Le dossier a été communiqué au procureur général.
Sur le rapport de Mme Vieillard, conseiller, les observations écrites de la SCP Thouvenin, Coudray et Grévy, avocat de M. C..., de la SCP Boutet et Hourdeaux, avocat de la caisse primaire d'assurance maladie des Alpes-Maritimes, et l'avis de Mme Ceccaldi, avocat général, après débats en l'audience publique du 19 mai 2020 où étaient présents M. Pireyre, président, Mme Vieillard, conseiller rapporteur, M. Prétot, conseiller doyen, et Mme Besse, greffier de chambre,
la deuxième chambre civile de la Cour de cassation, composée des président et conseillers précités, après en avoir délibéré conformément à la loi, a rendu la présente décision.
1. Le moyen de cassation annexé, qui est invoqué à l'encontre de la décision attaquée, n'est manifestement pas de nature à entraîner la cassation.
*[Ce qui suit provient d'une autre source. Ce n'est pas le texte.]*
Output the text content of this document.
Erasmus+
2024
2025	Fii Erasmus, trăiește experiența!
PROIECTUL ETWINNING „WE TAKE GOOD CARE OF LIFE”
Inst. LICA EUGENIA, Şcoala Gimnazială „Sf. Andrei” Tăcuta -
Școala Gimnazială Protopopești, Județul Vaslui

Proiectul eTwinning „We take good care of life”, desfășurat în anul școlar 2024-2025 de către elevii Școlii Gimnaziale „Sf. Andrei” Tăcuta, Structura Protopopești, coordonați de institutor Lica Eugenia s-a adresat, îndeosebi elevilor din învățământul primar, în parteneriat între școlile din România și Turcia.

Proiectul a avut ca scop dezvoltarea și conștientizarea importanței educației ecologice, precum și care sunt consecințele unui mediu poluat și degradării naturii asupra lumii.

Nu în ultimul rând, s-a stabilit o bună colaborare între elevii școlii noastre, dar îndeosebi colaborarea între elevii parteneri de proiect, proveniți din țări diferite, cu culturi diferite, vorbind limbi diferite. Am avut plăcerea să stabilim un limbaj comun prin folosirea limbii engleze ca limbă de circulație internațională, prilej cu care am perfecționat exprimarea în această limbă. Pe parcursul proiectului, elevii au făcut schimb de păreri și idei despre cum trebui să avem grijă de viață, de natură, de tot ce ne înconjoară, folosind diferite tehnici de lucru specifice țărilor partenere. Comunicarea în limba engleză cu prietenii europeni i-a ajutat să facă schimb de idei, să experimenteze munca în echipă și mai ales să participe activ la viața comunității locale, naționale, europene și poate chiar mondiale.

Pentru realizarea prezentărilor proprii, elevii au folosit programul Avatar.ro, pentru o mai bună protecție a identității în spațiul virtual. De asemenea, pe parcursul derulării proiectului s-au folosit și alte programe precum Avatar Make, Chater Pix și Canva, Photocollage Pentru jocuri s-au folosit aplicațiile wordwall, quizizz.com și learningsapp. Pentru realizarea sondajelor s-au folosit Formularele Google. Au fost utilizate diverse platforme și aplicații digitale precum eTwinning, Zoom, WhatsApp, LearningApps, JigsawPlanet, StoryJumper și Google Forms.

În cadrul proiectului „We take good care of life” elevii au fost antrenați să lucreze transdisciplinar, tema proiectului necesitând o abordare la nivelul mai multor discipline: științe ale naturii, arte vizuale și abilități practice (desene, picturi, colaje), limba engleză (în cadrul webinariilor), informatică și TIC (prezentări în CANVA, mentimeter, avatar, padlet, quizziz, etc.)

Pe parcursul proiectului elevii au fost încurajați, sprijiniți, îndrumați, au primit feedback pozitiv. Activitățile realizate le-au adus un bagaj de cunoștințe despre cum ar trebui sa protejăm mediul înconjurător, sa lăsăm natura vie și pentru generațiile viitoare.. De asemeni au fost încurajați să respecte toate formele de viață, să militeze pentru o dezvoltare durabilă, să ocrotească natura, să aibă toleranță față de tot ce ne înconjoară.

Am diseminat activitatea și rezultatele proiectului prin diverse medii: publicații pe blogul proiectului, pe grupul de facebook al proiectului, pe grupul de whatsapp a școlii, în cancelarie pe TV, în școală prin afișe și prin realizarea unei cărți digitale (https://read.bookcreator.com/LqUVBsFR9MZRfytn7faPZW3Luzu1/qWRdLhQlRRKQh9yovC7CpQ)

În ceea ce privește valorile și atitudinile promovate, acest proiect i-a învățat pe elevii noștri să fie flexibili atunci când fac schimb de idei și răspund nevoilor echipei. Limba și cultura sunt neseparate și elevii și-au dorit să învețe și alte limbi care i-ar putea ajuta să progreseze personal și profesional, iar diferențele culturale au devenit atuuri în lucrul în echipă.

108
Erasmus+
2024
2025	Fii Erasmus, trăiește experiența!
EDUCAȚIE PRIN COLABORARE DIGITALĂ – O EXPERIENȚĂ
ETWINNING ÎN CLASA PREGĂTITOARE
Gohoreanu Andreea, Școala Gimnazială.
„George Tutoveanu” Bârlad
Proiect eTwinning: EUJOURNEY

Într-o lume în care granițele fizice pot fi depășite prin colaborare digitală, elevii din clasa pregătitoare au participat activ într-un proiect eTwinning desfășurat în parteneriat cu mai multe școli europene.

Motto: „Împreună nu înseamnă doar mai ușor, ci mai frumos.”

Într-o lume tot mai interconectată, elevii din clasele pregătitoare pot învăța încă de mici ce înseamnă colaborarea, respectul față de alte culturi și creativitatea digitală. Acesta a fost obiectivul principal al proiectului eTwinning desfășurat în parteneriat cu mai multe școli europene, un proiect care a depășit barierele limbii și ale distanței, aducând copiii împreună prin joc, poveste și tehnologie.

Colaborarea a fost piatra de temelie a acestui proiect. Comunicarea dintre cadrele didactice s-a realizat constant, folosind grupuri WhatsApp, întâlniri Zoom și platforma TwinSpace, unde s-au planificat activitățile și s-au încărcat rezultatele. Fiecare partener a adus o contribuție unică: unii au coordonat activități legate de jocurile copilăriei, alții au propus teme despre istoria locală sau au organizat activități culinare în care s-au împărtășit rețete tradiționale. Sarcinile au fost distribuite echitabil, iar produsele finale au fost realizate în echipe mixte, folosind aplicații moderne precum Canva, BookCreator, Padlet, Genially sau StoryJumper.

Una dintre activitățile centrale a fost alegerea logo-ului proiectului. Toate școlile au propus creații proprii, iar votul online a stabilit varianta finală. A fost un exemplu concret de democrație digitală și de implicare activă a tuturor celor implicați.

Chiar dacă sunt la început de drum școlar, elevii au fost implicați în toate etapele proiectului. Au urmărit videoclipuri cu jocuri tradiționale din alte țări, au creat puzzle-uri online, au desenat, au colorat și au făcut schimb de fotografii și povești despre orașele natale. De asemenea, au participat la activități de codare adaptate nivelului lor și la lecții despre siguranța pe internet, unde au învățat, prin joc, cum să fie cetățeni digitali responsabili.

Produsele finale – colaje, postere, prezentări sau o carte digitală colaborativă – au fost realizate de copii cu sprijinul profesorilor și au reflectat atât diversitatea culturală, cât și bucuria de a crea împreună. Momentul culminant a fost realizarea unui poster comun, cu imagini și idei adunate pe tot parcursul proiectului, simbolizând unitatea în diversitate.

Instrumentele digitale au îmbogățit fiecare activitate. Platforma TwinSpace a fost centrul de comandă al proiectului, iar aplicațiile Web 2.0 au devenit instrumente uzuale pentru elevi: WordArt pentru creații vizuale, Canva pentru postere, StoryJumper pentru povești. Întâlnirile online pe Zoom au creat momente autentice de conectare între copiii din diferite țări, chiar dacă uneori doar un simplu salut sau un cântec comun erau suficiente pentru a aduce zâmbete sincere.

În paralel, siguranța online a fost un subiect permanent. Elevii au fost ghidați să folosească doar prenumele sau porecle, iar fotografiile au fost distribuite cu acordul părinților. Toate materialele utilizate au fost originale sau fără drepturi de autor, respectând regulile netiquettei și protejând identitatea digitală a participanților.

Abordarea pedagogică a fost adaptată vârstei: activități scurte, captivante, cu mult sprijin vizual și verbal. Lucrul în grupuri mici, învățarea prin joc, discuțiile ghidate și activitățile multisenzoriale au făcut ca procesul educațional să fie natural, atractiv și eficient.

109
2. En application de l'article 1014, alinéa 1er, du code de procédure civile, il n'y a donc pas lieu de statuer par une décision spécialement motivée sur ce pourvoi.
EN CONSÉQUENCE, la Cour :
REJETTE le pourvoi ;
Condamne M. C... aux dépens ;
En application de l'article 700 du code de procédure civile, rejette la demande formée par M. C... ; le condamne à payer à la caisse primaire d'assurance maladie des Alpes-Maritimes la somme de 3 000 euros ;
Ainsi décidé par la Cour de cassation, deuxième chambre civile, et prononcé par le président en son audience publique du neuf juillet deux mille vingt. MOYEN ANNEXE à la présente décision
Moyen produit par la SCP Thouvenin, Coudray et Grévy, avocat aux Conseils, pour M. C...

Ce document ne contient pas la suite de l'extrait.